いずれにしろ、中国が日本による尖閣諸島領有に異議を唱えた1971年に至るまで日本の尖閣諸島領有が隠されていたわけでなく、尖閣諸島に古来領有権があったと考えていたかもしれない中国には、尖閣諸島を我が物としている日本に異議を唱える時間はたっぷりあり、とりわけ、台湾及び澎湖諸島が返還されることになった日本敗戦後は格好の機会がいくつもあったはずである。
中国(清・中華民国・中華人民共和国の各政府)が、主権国家として行わなければならない主張を71年まで行わなかったことは、怠慢の謗りを免れることができないだろう。権利は主張してこそ意味を持つ。

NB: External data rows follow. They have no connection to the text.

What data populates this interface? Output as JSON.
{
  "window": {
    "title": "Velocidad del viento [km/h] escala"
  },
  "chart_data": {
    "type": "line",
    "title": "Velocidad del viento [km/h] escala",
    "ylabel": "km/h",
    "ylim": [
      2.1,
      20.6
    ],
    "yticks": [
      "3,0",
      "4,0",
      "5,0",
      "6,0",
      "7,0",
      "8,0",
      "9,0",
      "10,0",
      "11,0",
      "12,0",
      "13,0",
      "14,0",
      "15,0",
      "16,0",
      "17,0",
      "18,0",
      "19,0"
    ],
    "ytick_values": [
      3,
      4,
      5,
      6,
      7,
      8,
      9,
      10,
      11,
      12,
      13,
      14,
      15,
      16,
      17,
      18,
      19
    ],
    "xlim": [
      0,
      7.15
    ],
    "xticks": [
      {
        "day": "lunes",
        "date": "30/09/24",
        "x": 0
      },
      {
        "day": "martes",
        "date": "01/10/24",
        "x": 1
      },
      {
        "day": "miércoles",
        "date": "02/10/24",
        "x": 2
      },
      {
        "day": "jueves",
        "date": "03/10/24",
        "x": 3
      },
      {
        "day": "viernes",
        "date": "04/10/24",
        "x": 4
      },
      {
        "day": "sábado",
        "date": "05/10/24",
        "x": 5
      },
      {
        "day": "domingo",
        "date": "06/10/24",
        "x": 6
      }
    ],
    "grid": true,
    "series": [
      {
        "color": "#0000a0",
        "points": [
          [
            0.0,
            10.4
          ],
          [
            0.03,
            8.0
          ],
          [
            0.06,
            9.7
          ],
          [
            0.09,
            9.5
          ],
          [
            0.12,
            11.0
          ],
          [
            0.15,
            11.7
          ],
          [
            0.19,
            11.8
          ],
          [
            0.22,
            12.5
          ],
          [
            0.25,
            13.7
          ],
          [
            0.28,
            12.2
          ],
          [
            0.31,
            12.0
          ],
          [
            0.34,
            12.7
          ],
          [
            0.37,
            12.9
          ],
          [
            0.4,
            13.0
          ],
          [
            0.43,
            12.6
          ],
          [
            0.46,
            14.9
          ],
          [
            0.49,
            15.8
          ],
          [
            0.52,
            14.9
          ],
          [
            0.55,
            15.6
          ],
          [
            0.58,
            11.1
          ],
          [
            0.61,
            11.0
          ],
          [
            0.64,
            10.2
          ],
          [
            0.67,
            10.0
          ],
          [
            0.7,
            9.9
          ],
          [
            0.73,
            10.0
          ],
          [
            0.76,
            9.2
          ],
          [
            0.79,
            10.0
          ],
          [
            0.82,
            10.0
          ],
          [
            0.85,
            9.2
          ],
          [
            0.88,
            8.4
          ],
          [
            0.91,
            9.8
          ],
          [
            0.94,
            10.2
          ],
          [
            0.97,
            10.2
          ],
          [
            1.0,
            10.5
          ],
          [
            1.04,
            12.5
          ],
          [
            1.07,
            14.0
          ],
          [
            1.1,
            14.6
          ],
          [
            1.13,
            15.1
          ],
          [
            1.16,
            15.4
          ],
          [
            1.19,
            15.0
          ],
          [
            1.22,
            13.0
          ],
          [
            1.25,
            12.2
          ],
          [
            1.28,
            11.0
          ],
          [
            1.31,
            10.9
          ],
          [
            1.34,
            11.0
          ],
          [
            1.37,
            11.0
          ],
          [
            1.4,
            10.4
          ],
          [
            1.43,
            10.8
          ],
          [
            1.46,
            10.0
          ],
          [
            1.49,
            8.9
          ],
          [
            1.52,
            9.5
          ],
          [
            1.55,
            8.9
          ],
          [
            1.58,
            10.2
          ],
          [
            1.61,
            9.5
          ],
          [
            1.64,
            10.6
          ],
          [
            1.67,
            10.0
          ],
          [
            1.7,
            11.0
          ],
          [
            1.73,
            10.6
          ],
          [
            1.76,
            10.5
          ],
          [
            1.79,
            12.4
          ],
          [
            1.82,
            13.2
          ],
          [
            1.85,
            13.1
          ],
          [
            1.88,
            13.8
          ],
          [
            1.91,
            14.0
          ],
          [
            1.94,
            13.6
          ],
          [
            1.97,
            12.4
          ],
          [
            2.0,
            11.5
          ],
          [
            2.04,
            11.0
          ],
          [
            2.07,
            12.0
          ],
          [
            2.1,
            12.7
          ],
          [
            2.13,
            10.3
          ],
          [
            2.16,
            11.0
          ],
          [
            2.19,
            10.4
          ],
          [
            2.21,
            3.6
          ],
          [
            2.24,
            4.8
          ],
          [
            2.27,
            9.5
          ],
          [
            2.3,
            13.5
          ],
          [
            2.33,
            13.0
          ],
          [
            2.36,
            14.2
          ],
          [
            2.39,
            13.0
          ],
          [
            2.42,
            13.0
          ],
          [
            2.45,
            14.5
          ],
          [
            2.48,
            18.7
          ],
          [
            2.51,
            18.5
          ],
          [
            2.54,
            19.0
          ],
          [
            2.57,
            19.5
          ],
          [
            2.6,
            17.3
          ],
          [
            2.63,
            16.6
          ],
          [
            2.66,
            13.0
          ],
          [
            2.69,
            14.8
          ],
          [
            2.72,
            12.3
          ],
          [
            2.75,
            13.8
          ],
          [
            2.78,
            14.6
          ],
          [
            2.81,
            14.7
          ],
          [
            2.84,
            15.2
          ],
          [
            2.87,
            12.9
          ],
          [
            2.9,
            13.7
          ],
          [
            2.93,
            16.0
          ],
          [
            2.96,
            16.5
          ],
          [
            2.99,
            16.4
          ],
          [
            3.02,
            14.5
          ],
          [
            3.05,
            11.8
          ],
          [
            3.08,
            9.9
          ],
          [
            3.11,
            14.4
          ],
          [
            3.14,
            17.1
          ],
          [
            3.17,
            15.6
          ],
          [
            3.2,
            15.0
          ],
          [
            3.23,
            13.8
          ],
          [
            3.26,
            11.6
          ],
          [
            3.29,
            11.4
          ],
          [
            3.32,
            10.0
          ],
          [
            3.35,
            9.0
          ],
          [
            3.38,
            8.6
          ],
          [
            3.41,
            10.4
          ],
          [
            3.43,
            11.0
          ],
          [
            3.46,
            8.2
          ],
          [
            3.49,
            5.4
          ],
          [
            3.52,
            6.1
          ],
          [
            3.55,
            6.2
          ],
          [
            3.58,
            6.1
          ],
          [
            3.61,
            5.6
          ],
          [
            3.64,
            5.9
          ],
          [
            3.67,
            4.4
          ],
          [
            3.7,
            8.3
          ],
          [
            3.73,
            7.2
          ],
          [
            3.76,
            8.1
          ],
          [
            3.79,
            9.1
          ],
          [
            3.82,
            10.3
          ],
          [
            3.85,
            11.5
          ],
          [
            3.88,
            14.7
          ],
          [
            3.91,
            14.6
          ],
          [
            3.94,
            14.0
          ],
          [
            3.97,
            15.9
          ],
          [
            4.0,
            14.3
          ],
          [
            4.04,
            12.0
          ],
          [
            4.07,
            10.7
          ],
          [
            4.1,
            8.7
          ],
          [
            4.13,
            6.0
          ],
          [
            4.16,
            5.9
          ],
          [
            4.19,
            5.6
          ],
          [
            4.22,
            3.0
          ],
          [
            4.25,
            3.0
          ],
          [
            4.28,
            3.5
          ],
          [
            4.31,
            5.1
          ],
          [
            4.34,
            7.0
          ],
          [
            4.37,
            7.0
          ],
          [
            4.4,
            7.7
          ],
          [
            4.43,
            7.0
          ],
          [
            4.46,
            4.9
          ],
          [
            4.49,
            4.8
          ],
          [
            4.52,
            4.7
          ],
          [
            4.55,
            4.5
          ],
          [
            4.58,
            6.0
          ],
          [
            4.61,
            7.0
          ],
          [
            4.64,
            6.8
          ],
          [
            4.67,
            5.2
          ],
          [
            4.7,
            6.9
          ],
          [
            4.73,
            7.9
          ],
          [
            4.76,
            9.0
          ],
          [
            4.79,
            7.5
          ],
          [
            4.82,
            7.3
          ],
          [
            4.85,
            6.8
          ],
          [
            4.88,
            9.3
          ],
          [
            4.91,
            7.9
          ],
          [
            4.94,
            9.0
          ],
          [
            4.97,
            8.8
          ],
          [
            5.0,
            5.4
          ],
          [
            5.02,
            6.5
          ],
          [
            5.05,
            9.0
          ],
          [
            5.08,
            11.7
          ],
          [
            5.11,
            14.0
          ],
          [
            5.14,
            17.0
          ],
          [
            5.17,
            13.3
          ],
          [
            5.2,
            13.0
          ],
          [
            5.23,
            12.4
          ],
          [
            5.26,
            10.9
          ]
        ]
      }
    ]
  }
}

このように考えていることから、1895年から数年間の日本領に編入した経緯を問題視するX氏の私に対する質問の回答は、基本的に、次に示す投稿を中心に、過去に行った関連投稿で十分だと思っている。
だからスルーしたり逃げたりしているわけではなく、その投稿を示すことで十分と考え、ことさら詳しい説明はしなかった。
※ 参照投稿
「中国李首相の妄言:戦後国際政治のなかで“ロンダリング”され日本領として確立している尖閣諸島」
http://www.asyura2.com/13/senkyo148/msg/400.html
■ 日本による尖閣諸島領有の正当性
尖閣諸島をめぐる領有権の争いを考える上で参照できる国際司法による判例がある。
フィリピンのミンダナオ島南沖合にあるパルマス島の領有権をめぐってアメリカとオランダが争った「パルマス島事件」に関する常設仲裁裁判所の判決(1928年)である。
その判決は、先占や時効など伝統的な領域権原に拠らずとも、“領域に対する主権の継続的かつ平穏な行使のみで権原として十分に有効”とした。
アメリカは、オランダが支配を開始する前にスペインがパルマス島を発見していることから、米西戦争後フィリピンに対するスペインの権原を継承したアメリカの領土であると主張した。
一方、オランダは、1677年からアメリカとの間で紛争が発生する時点までパルマス島に対し主権を行使してきた事実があり、仮にスペインが発見し領域権原を取得したという経緯があったとしても、スペインの権原は既に失われていると主張した。
常設仲裁裁判所は、“継続的な現実の支配に対する他国とりわけ係争国が示す黙認は支配の平穏性を示す重要な判断要素”と評価し、オランダの主張を認めたのである。
私は、「パルマス島事件」そのものも悪臭が漂う近代的な紛争だと思っているし、個人的価値観として、万国公法的世界観に基づく「無主地先占」などの論理を支持しているわけでもないが、現在の世界はその法理に支えられており、日本も中国もそれを受け容れている。
そうであるなら、パラダイムシフト後の世界はともかく、現実の問題はそれに従って解決すべきだと考えている。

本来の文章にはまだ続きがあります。